Sunday 19 October 2008

Boston may hold answer to city's housing woes

A delegation of Dublin City councillors and officials will travel to Boston next month with a view to radically redesigning the type of public housing the council provides in the capital.

The officials will view Harbor Point, a mixed-income rental complex mooted as the template to replace the aborted reconstruction agreements with developer Bernard McNamara in two of Dublin's public-private partnership projects. Both ran aground last May.

An invitation to visit the Harbor Point complex was extended to Dublin City Council by US developer Corcoran Jennison, which is jointly negotiating with Irish construction companies Bennett and Pierse, as the original under-bidders to McNamara, for the Dominick Street and St Michael's Estate projects.

Harbor Point, which was built in 1990, comprises 1,283 apartments occupied by both public and private tenants on an equal footing. Its $250m (€183m) redevelopment cost was financed by a package of private and public loans and private equity, including tax credits.

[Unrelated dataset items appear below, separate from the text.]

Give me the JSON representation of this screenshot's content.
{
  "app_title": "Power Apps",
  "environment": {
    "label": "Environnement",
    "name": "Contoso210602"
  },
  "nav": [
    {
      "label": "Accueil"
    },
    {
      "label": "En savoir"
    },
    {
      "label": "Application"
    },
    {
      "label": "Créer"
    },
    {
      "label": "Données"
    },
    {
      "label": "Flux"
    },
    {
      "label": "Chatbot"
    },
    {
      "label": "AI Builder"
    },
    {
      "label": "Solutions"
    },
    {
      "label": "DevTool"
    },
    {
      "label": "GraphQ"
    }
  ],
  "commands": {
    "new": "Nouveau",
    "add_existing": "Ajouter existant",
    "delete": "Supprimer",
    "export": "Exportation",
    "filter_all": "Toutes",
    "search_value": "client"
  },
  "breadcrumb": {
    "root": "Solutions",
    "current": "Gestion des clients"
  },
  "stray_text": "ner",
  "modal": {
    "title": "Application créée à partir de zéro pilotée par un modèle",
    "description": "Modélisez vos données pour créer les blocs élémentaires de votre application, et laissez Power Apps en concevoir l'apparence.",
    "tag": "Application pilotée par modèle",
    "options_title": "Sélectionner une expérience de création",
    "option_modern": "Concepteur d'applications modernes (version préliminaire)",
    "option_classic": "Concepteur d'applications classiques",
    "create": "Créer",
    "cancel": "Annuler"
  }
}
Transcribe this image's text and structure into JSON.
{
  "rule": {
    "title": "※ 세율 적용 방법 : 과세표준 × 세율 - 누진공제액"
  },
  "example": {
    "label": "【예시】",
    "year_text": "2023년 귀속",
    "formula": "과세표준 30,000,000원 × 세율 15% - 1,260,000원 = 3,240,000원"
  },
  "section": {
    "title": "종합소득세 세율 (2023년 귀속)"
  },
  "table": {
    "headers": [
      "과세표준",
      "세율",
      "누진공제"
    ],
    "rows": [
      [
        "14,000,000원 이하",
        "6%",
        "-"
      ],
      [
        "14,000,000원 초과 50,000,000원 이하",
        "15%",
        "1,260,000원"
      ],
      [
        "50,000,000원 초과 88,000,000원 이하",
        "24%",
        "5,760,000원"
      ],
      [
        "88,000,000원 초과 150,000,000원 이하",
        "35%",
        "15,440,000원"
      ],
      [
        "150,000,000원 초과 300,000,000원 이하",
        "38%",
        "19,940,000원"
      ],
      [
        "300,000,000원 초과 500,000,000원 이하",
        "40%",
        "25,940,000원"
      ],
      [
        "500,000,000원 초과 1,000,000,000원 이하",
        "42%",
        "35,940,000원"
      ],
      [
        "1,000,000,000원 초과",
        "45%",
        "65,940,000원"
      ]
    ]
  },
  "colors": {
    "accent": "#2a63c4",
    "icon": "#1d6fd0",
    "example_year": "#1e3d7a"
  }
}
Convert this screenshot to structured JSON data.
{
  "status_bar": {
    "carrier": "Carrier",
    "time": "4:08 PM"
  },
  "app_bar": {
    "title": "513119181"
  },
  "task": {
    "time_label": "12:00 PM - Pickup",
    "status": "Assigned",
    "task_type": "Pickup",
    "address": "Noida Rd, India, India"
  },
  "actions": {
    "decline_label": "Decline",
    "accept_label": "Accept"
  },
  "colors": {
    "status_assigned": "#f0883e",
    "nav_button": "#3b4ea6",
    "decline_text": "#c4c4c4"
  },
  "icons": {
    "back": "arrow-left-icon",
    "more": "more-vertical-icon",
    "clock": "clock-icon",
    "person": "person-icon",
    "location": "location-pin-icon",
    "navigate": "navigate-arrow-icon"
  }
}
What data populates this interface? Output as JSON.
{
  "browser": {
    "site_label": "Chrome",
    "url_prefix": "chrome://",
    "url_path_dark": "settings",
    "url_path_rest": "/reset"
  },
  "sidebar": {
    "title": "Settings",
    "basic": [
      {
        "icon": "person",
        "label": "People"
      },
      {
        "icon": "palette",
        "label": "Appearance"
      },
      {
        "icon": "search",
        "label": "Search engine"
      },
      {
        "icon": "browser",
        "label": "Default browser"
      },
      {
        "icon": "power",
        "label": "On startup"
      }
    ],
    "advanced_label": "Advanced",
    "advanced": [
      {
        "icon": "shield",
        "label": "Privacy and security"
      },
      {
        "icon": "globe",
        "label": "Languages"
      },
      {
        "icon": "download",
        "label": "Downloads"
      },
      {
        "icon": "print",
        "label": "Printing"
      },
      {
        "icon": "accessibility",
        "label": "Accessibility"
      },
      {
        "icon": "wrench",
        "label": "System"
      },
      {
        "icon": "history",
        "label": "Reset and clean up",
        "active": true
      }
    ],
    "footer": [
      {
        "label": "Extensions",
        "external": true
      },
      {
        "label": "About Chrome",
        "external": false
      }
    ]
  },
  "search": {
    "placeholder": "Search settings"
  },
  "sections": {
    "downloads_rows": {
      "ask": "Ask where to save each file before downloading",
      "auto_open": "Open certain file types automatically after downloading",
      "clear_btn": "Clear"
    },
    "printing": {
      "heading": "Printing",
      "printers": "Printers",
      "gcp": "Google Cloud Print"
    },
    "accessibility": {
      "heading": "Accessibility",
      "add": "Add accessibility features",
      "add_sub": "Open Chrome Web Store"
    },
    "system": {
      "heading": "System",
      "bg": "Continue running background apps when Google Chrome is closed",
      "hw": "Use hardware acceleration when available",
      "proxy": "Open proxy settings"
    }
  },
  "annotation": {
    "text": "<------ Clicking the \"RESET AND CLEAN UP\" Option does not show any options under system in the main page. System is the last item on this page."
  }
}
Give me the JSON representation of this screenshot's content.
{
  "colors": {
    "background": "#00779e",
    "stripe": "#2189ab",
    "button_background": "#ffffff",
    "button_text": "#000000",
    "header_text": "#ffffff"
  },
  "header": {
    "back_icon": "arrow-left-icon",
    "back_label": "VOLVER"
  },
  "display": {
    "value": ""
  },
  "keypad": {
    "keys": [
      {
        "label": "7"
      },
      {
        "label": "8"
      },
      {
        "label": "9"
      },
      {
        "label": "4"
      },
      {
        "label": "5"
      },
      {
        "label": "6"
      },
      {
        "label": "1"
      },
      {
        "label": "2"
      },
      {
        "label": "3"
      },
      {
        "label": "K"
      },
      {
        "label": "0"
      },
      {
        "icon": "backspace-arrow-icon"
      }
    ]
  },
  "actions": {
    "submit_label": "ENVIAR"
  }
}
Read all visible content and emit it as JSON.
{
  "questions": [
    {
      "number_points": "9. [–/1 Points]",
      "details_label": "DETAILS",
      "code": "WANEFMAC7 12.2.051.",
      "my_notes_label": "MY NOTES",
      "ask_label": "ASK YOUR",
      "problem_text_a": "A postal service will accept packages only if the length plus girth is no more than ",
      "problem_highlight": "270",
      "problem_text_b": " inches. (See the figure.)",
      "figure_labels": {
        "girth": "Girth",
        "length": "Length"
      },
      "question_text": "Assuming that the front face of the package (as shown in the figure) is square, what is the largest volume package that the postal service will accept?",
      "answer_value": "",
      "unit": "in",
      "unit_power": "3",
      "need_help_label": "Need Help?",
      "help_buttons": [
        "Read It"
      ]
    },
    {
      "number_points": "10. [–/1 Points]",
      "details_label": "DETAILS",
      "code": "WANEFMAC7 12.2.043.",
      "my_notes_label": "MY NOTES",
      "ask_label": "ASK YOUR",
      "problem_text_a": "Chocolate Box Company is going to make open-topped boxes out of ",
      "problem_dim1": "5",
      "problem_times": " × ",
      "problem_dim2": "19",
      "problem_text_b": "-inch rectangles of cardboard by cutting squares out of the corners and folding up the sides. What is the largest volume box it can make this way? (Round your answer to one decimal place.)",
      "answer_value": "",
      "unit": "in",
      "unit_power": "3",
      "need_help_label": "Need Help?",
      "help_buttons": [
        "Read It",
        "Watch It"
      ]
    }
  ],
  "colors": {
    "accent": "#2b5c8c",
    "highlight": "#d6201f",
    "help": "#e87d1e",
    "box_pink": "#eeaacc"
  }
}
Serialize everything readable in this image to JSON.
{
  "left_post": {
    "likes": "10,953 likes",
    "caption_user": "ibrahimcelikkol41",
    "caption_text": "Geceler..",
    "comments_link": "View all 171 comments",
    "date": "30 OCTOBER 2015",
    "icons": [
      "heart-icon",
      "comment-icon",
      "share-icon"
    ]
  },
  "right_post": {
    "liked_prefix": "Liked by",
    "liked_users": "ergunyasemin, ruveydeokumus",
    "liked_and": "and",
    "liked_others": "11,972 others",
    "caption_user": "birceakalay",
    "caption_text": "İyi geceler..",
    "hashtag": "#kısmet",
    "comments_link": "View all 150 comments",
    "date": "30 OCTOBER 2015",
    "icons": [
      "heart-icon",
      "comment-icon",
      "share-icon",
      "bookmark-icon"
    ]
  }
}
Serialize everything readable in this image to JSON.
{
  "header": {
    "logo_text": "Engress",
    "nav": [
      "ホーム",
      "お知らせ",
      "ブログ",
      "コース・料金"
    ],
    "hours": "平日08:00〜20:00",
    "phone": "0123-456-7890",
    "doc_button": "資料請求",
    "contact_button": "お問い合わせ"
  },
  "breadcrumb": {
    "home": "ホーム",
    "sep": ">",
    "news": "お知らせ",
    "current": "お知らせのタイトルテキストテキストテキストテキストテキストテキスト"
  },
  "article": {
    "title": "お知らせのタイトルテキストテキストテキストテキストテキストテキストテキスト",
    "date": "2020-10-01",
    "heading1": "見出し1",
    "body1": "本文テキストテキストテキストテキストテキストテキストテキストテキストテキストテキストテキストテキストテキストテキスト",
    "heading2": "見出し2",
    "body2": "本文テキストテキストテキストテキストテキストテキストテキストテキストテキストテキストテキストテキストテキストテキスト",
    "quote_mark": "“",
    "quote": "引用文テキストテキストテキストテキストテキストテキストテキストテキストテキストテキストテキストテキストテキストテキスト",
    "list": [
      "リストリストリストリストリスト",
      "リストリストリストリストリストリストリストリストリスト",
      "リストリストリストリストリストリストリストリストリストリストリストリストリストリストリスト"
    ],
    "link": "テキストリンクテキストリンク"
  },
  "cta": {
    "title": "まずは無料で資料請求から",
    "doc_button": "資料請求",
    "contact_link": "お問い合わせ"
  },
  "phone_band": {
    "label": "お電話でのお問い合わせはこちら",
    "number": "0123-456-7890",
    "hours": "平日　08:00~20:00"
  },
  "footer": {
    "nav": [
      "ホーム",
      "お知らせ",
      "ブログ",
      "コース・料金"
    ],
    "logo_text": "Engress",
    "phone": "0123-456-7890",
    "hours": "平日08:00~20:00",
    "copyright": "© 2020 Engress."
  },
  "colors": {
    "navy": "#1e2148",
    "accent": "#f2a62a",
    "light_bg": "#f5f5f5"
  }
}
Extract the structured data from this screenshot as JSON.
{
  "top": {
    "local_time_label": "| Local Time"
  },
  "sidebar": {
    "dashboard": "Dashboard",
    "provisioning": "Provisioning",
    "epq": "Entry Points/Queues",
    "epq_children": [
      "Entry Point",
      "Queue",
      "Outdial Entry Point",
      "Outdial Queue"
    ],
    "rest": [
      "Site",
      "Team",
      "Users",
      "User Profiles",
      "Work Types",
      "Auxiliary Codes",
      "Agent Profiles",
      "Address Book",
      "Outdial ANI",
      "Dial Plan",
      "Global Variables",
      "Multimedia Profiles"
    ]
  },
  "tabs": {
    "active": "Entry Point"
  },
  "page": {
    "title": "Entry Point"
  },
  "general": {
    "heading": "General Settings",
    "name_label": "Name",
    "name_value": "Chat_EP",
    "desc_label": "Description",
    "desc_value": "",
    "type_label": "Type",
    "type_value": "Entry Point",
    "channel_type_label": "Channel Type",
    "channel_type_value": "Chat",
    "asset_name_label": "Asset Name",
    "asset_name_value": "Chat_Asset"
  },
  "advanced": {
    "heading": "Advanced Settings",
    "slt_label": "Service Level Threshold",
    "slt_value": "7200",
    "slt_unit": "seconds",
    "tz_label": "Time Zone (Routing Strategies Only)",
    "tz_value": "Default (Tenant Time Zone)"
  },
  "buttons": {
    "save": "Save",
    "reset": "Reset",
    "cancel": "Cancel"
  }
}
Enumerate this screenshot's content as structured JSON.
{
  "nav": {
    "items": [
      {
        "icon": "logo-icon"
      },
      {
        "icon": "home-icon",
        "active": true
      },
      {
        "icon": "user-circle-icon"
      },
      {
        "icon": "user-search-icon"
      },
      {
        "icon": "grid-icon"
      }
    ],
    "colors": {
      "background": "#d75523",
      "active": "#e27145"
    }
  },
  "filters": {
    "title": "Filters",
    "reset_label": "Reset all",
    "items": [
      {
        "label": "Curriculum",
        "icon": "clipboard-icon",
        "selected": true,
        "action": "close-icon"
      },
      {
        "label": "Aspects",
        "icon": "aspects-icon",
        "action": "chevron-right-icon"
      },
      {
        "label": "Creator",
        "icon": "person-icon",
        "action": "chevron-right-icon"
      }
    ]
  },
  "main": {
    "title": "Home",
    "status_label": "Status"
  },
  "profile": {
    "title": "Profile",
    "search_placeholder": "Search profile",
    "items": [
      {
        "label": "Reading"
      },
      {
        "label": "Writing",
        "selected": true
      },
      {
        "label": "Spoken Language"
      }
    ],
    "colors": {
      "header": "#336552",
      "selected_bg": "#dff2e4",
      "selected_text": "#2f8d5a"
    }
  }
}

The complex is managed by elected residents and Corcoran Jennison, which is proposing the same equal-status rental blueprint for Dublin.

Final proposals for the redevelopment of St Michael's Estate and Dominick Street were submitted to Dublin City Council by Bennett/Corcoran Jennison and Pierse/Corcoran Jennison on Friday 10 October.

"We intend to visit their projects as part of our examination of delivering social and affordable housing in the five (PPP) projects and in the wider sense of delivering social and affordable housing throughout the city," according to a statement from Dublin City Council.

Plans for O'Devaney Gardens beside the Phoenix Park, where four blocks of flats are due to be demolished imminently, have, however, been scrapped.